④集団・または常習的に警備業の規則に掲げる罪にあたる行為をする恐れがある

⑤暴力団員と関わりがある

⑥アルコールや薬物の中毒者

⑦心身に障害を抱え、警備業務を正しく適切に行うのが難しい者

⑧営業許可が下りない未成年者

⑨各営業所に法で定められた指導責任者を置くことができない

⑩会社の役員の中に1~7に該当するものがいる

⑪暴力団と裏でつながっている

第十三条一項の改訂

2019年に警備業法・第三条の一項に大きな改正が行われました。その内容について説明いたします。

法改正が行われるまでは「成年被後見人及び被保佐人及び破産者で復権を得ていない者」と記載されていました。

しかし、ご覧のように「成年被後見人及び被保佐人」という文言が無くなっており、現在では成年後見人や被保佐人と呼ばれる方も警備業者および警備員になれると変更されています。

この法律は、認知症や精神障害などを持つ人の意志決定に関わることで、所有する利益や財産などを失わないように弱者を守るためにつくられた法律でした。

精神的な弱者と言う意味もあり、成年後見人や保佐人には「就労制限」を設け、警備業および警備員になることを認めていませんでしたが、こうした制限は、差別や人権侵害になるとされ、2019年には警備業者の欠格要件から除外されています。

各事項の解説

①の破産者については裁判所に破産の申し立てをして、裁判所が破産の決定をしたときから警備業の資格を失います。
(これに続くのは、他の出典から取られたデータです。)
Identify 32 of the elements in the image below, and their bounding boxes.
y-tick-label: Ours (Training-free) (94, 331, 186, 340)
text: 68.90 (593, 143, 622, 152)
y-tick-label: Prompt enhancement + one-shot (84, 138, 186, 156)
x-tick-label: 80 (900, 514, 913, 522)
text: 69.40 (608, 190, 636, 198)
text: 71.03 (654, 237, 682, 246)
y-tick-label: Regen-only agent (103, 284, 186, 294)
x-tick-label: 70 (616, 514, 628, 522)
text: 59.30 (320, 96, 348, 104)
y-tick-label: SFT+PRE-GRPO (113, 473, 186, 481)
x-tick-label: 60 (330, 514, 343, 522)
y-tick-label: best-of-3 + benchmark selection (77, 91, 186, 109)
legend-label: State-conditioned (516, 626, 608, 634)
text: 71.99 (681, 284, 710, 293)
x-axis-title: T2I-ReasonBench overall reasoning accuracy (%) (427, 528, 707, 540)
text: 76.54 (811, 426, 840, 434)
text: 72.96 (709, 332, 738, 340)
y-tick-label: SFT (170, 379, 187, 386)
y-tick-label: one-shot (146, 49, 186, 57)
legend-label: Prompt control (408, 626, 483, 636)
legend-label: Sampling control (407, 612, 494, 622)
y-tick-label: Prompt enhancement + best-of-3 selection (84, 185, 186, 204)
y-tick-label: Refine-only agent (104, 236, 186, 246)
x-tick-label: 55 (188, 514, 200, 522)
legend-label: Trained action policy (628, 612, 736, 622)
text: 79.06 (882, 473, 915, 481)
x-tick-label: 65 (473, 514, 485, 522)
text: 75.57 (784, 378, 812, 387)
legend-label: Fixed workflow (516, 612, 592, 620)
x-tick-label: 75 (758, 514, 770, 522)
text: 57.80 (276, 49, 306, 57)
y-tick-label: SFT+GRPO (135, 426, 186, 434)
破産が決定すると一時的に就けなくなる職業は、警備業の他にもあり、これらの業務は、多額の現金などを扱うこともある信頼関係をもとに引き受ける業種であるため、一定の期間だけ就業することを禁じているのです。

しかし、破産者として長く生活するにはいろんな制限や制約も長く続くことになるため、「復権」という制度を設けており、復権して破産者でなくなれば、以前と同様に警備業を行うことができます。

②の禁固以上の刑とは、禁固・懲役・死刑の順に重くなりますが、つまりは刑務所に入った人は刑務所から出て5年が経過するまで警備業に就くことはできないということで、仮釈放も刑務所から出たといえるため、決定から5年が経過すれば、警備業をすることや警備員として働くことが可能になります。
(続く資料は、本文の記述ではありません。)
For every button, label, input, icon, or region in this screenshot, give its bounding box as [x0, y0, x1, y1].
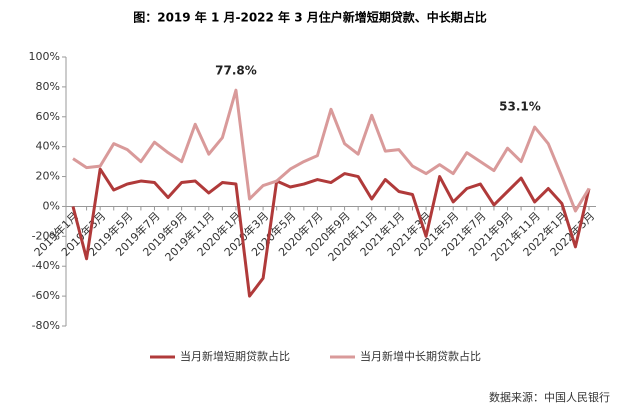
- y-tick-label: 80%: [36, 80, 60, 93]
- legend-label: 当月新增中长期贷款占比: [360, 349, 481, 363]
- y-tick-label: 100%: [29, 50, 60, 63]
- annotation: 53.1%: [499, 100, 541, 114]
- legend-label: 当月新增短期贷款占比: [180, 349, 290, 363]
- y-tick-label: 40%: [36, 140, 60, 153]
- y-tick-label: 20%: [36, 170, 60, 183]
- y-tick-label: 0%: [43, 199, 60, 212]
- y-tick-label: -20%: [32, 229, 60, 242]
- annotation: 77.8%: [215, 64, 257, 78]
- y-tick-label: -80%: [32, 319, 60, 332]
- series-line: [71, 167, 591, 298]
- chart-title: 图：2019 年 1 月-2022 年 3 月住户新增短期贷款、中长期占比: [133, 10, 487, 25]
- series-line: [72, 88, 591, 213]
- y-tick-label: -60%: [32, 289, 60, 302]
- y-tick-label: 60%: [36, 110, 60, 123]
- y-tick-label: -40%: [32, 259, 60, 272]
- source: 数据来源：中国人民银行: [489, 390, 610, 404]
③については、本業である警備に関する違反行為ですので、厳しい処分となっています。違反の種類や軽重に関わらず、国家公安委員会が規則に則って「重大な違反であるか」を判断します。

重大な違反と認定されれば、警備業界から5年ものあいだ追放されることになり、違反の中には労働基準違反も含まれているため、経営者の方は十分に注意する必要があります。

④と⑤については一般常識的なことでことで説明するまでもありませんが一般の方々を犯罪や災害などから守るはずの警備業を営む者や警備員が、暴力団と関わるなど許されない行為であり、疑いを持たれることさえ問題であるといえます。

⑥についても一般の常識で理解できることですが、ストレス社会のせいかアルコール中毒の方は少しずつ増えているようです。当の本人は中毒になっていることに気付かないこともあるようですので、周囲にそのような方を見かけたら早めに忠告してあげましょう。

⑦の「心身の障害」については難しい問題です。近年では現代病ともいえる精神疾患をかかえている方も多く、その多くが原因不明とされています。基本的には医師の許可によって判断するしかなく、問題を抱えている方は状況が悪化することも考えられますので、医師や家族と相談してみましょう。

⑧については、2022年に民法が改正され、いままで20歳で成年とされていたものが、「成年になる年齢の引き下げ」が行われ、18才より成年と変更されました。これにより、18歳以上の方は自分の判断で契約を締結できるようになりました。

また、未成年者であっても「ただし書き」にあるように、法定相続人(普通は親にあたります)が許可をして、法定相続人が一号から七号までの欠格事由に該当しなければ、未成年者でも警備業を営むことができます。

⑨については、警備業を行う条件に「営業所ごとに業務についての指導責任者を置くこと」と明記されており、この条件をクリアできなければ警備業はできません。

中には資格を持つ人の名前だけ借りようと考える方もいるようですが、これを防止する対策もとられており、公安委員会が目を光らせています。相応の理由についても公安委員会の裁量で決まります。

⑩は、特に役職などを特定していませんが、会社への影響力が大きい取締役などを指します。会社によっては執行役員などという肩書きもあるため、「会社に大きな影響力を持つ重役など」と覚えておくとよいでしょう。

⑪は、④⑤とも重複しますが、会社に大きな影響力を持つものが、暴力団などの反社会勢力とつながりを持つことは許されないと言っています。裏の社会に通じていると疑われるだけでも業務ができなくなることがあります。

⑪までの項目は警備業を営む警備業者の欠格要件であり、①から⑦までは、警備員にも共通する欠格要件となっています。警備員の場合には、この七つに加えて「18歳未満のもの」という欠格要件が付け加えられます。つまり、18歳にならないと警備員になれないということになります。

警備業者と警備員は信頼に足る人物であること!

警備員は警備業を営む警備業者のもとで働いています。そして、施設や人の持ち物などを安全に運ぶことや、健全に維持することが大きな業務となっており、依頼者との信頼関係が重要なビジネスです。

警備員および警備業者は、信頼するに足る人物であることが必要条件であり、法律にも詳しく明記されています。警備員の業務を良く理解し、疑いを持たれることのないような行動や生活に努めましょう。